Les grands hommes ont été les enthousiastes
du bien moral. La sagesse était leur passion
dominante ; ils étaient sages comme Alexandre
était guerrier, comme Homère était
poète, et Apelle peintre, par une force et une
nature supérieure : et voilà peut-être
tout ce qu'on doit entendre par le démon de
Socrate.
Un jour deux citoyens d'Athènes, revenant de la
chapelle de Mercure, aperçurent Socrate dans la
place publique. L'un dit à l'autre : «N'est-ce
pas là ce scélérat qui dit qu'on peut
être vertueux sans aller tous les jours offrir des
moutons et des oies ? - Oui, dit l'autre, c'est ce sage qui
n'a point de religion ; c'est cet athée qui dit
qu'il n'y a qu'un seul Dieu». Socrate approcha d'eux
avec son air simple, son démon, et son ironie que
Mme Dacier a si fort exaltée : «Mes amis, leur
dit-il, un petit mot, je vous prie. Un homme qui prie la
Divinité, qui l'adore, qui cherche à lui
ressembler autant que le peut la faiblesse humaine, et qui
fait tout le bien dont il est capable, comment
nommeriez-vous un tel homme ? - C'est une âme
très religieuse, dirent-ils. - Fort bien : on
pourrait donc adorer l'Etre suprême, et avoir
à toute force de la religion ? - D'accord, dirent
les deux Athéniens. - Mais croyez-vous, poursuivit
Socrate, que quand le divin architecte du monde arrangea
tous ces globes qui roulent sur vos têtes, quand il
donna le mouvement et la vie à tant d'êtres
différents, il se servit du bras d'Hercule, ou de la
lyre d'Apollon, ou de la flûte de Pan ? - Cela n'est
pas probable, dirent-ils. - Mais s'il n'est pas
vraisemblable qu'il ait employé le secours d'autrui
pour construire ce que nous voyons, il n'est pas croyable
qu'il le conserve par d'autres que par lui-même. Si
Neptune était le maître absolu de la mer,
Junon de l'air, Eole des vents, Cérès des
moissons, et que l'un voulût le calme quand l'autre
voudrait du vent et de la pluie, vous sentez bien que
l'ordre de la nature ne subsisterait pas tel qu'il est.

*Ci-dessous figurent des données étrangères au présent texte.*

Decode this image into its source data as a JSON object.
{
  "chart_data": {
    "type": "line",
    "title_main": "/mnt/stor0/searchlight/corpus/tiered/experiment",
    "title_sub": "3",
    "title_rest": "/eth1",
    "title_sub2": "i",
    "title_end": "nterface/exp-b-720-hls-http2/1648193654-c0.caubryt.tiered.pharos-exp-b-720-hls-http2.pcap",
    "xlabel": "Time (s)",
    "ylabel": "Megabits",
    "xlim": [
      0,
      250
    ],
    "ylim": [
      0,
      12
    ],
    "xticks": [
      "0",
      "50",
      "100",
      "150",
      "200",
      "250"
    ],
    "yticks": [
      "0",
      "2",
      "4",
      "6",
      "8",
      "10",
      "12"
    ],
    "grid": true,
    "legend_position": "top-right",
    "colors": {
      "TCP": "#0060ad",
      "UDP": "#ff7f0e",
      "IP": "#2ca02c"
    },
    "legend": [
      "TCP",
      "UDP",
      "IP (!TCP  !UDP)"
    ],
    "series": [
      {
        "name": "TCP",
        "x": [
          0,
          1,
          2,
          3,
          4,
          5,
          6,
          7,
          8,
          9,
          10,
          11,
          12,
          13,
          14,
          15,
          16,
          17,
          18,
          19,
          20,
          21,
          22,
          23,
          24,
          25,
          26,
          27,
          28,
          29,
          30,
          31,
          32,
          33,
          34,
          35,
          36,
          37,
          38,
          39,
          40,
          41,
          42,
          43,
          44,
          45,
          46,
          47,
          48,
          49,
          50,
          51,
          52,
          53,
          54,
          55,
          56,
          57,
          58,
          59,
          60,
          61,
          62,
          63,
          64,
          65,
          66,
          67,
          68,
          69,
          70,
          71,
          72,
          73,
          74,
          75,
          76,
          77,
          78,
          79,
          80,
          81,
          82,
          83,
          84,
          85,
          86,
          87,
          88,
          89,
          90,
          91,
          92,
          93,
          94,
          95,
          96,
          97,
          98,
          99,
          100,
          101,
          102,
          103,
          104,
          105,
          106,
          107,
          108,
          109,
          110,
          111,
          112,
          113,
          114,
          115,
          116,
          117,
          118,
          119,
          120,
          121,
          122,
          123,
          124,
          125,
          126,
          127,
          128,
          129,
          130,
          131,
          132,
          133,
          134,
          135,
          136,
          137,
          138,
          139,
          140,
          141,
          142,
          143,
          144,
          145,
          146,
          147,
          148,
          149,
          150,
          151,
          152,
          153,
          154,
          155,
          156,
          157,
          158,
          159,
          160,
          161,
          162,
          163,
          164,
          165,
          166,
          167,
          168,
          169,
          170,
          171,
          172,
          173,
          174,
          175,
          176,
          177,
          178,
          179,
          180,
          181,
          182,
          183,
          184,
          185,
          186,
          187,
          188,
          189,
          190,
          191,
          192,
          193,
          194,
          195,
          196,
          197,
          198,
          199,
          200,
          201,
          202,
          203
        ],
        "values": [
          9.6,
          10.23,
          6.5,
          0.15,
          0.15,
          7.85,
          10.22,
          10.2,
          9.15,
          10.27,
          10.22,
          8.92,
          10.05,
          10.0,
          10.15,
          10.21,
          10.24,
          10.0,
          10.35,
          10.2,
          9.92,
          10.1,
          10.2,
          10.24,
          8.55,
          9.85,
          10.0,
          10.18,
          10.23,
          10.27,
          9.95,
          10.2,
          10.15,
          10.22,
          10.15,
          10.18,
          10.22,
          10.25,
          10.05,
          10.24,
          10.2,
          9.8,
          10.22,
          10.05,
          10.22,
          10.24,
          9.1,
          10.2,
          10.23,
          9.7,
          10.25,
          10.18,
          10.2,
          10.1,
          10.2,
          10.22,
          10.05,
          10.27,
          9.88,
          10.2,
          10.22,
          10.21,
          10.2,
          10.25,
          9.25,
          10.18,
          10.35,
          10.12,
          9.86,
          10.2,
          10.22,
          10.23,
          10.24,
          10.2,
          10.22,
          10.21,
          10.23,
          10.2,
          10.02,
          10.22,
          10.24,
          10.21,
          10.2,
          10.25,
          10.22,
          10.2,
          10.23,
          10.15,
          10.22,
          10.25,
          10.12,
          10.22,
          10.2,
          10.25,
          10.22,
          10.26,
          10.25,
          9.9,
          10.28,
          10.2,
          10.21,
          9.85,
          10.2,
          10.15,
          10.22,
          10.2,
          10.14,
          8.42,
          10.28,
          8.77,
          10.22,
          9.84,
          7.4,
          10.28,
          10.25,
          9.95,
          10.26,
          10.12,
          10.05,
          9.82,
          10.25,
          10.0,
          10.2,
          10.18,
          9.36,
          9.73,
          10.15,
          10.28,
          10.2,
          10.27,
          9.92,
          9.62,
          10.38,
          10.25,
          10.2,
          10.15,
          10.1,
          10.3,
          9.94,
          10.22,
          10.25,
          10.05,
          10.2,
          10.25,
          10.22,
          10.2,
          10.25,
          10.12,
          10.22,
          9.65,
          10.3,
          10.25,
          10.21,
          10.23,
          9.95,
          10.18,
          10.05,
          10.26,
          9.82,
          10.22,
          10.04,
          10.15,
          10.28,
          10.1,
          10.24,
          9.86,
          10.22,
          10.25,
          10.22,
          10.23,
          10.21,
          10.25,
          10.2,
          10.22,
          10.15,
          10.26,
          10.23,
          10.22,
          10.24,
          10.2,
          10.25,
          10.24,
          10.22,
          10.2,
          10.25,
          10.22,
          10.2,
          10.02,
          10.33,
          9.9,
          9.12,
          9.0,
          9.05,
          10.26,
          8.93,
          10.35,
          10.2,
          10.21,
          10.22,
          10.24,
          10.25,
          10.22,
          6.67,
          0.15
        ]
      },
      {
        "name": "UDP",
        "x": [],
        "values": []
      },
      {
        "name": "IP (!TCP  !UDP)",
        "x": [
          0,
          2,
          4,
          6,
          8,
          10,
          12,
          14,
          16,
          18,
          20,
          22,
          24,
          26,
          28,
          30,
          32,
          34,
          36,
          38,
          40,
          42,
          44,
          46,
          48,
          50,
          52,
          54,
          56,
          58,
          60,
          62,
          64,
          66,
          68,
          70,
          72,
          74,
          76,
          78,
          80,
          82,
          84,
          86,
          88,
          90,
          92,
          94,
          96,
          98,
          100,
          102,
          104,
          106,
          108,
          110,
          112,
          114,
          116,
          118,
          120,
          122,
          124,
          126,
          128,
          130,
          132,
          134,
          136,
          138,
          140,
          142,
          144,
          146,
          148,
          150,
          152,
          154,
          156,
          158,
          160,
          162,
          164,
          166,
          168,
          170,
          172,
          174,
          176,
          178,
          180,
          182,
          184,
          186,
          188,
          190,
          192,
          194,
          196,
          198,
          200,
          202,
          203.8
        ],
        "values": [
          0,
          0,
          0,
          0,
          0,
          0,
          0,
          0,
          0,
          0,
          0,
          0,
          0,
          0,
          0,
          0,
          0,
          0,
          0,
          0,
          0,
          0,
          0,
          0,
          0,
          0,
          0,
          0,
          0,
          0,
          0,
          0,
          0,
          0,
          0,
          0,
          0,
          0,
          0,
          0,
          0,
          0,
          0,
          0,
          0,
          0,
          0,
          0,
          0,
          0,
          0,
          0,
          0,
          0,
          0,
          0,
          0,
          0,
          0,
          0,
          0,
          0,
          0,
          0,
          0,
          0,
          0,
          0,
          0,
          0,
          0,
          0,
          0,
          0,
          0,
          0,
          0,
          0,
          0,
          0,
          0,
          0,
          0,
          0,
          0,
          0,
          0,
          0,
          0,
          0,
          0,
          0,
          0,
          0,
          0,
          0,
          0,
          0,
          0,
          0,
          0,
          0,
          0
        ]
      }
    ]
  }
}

Vous m'avouerez qu'il est nécessaire que tout
dépende de celui qui a tout fait. Vous donnez quatre
chevaux blancs au soleil, et deux chevaux noirs à la
lune : mais ne vaut-il pas mieux que le jour et la nuit
soient l'effet du mouvement imprimé aux astres par
le maître des astres, que s'ils étaient
produits par six chevaux ?» Les deux citoyens se
regardèrent et ne répondirent rien. Enfin
Socrate finit par leur prouver qu'on pouvait avoir des
moissons sans donner de l'argent aux prêtres de
Cérès, aller à la chasse sans offrir
des petites statues d'argent à la chapelle de Diane,
que Pomone ne donnait point des fruits, que Neptune ne
donnait point des chevaux, et qu'il fallait remercier le
souverain qui a tout fait.
Son discours était dans la plus exacte logique.
Xénophon, son disciple, homme qui connaissait le
monde, et qui depuis sacrifia au vent dans la retraite des
dix mille, tira Socrate par la manche, et lui dit :
«Votre discours est admirable ; vous avez
parlé bien mieux qu'un oracle, vous êtes perdu
; l'un de ces honnêtes gens à qui vous parlez
est un boucher qui vend des moutons et des oies pour les
sacrifices, et l'autre un orfèvre qui gagne beaucoup
à faire de petits dieux d'argent et de cuivre pour
les femmes ; ils vont vous accuser d'être un impie
qui voulez diminuer leur négoce ; ils
déposeront contre vous auprès de
Mélitus et d'Anitus vos ennemis, qui ont
conjuré votre perte : gare la ciguë ! votre
démon familier aurait bien dû vous avertir de
ne pas dire à un boucher et à un
orfèvre ce que vous ne deviez dire qu'à
Platon et à Xénophon».
Quelque temps après, les ennemis de Socrate le
firent condamner par le conseil des cinq cents. Il eut deux
cent vingt voix pour lui. Cela fait présumer qu'il y
avait deux cent vingt philosophes dans ce tribunal ; mais
cela fait voir que dans toute compagnie le nombre des
philosophes est toujours le plus petit.
Socrate but donc la ciguë pour avoir parlé en
faveur de l'unité de Dieu : et ensuite les
Athéniens consacrèrent une chapelle à
Socrate, à celui qui s'était
élevé contre les chapelles
dédiées aux êtres inférieurs.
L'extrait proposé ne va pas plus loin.